La structure est simple: unité de lieu, une maison de vacances au bord de la mer; trois périodes, une journée, plusieurs années (cinq ou six), une journée.

La description des lieux et des personnages est donné par les impressions des personnages, leurs sensations et leurs sentiments, la narration glissant sans heurt d'un narrateur à l'autre et changeant les points de vue.
Lorsque la maison est vide, la description est prise en charge soit par l'auteur, soit par les femmes de ménage, et ce sont la lumière, les ténèbres, les courants d'air, qui deviennent personnages. L'effet est inattendu:
Rien ne bougeait dans la salle à manger, l'escalier. Toutefois, par les gonds rouillés et les boiseries gonflées et saturées d'humidité marine, certains airs, détachés de la masse du vent (la maison tombait en ruine après tout) s'insinuèrent par les coins et se risquèrent à entrer.
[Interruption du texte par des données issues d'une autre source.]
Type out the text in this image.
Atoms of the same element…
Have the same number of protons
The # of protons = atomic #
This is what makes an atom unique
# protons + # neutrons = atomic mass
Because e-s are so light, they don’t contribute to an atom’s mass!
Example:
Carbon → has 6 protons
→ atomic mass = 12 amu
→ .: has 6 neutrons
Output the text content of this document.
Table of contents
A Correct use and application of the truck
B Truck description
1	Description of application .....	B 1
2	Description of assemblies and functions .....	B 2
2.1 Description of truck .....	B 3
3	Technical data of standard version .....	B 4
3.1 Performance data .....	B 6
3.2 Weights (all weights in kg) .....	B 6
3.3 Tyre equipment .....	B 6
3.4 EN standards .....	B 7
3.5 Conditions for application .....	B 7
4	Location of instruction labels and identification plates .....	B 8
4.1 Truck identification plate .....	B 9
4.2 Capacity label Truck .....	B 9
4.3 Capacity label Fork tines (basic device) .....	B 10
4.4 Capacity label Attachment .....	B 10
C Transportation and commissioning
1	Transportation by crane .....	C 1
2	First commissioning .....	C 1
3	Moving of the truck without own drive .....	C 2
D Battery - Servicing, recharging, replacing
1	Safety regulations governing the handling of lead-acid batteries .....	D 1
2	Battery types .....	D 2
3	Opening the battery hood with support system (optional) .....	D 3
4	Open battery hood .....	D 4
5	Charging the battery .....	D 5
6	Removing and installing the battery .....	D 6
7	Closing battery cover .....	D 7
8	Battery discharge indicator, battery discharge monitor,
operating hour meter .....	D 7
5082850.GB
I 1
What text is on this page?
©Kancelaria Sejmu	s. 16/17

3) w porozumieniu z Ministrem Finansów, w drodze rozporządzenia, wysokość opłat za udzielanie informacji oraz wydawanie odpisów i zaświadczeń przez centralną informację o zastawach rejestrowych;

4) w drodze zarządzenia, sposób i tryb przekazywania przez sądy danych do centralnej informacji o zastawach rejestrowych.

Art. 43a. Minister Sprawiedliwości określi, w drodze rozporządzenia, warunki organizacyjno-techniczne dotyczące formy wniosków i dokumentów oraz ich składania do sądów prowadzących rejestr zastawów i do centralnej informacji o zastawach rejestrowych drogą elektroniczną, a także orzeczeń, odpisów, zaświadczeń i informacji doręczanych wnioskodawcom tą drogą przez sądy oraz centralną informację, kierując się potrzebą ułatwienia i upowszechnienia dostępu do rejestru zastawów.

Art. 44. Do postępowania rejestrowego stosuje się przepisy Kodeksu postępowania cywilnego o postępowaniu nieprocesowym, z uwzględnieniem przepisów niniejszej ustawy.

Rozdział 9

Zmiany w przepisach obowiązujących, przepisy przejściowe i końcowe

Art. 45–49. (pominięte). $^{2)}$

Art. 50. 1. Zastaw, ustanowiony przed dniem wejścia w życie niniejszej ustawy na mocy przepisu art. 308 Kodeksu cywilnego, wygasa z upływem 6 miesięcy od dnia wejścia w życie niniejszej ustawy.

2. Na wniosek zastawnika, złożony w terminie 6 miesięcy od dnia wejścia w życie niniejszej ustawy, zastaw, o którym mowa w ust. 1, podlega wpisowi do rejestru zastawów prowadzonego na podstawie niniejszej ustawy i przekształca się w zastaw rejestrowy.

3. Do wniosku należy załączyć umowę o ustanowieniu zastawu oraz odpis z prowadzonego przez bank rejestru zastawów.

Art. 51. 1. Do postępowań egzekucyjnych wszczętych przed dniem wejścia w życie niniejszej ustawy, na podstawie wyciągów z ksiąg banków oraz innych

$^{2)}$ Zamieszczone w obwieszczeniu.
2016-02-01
Pour un peu, il était possible de les imaginer, pénétrant dans le salon, questionnant, s'étonnant, faisant un jeu de cette palpitation du papier peint décollé, demandant: allait-il tenir encore longtemps, quand allait-il tomber?

Virginia Woolf, Promenade au phare, partie II chapitre 2, traduction de Magali Merle pour La Pochothèque.
Le sujet du livre n'est rien, ou presque rien: la vie, les ambitions des uns et des autres, le mariage (nécessaire ou pas à une vie heureuse?), la difficulté de créer, la tyrannie d'un père de famille dans lequel on reconnaît des traits du père de Virginia Woolf, la façon dont le temps passe, mais aussi la façon dont certains instants restent à jamais gravés en nous. C'est d'ailleurs le savoir-faire de Mrs Ramsay, l'héroïne du roman: immobiliser le temps. «Mrs Ramsay faisant de l'instant quelque chose de permanent»1 réalise dans sa vie de ménagère l'ambition de l'artiste, provoquant admiration et jalousie inconsciente.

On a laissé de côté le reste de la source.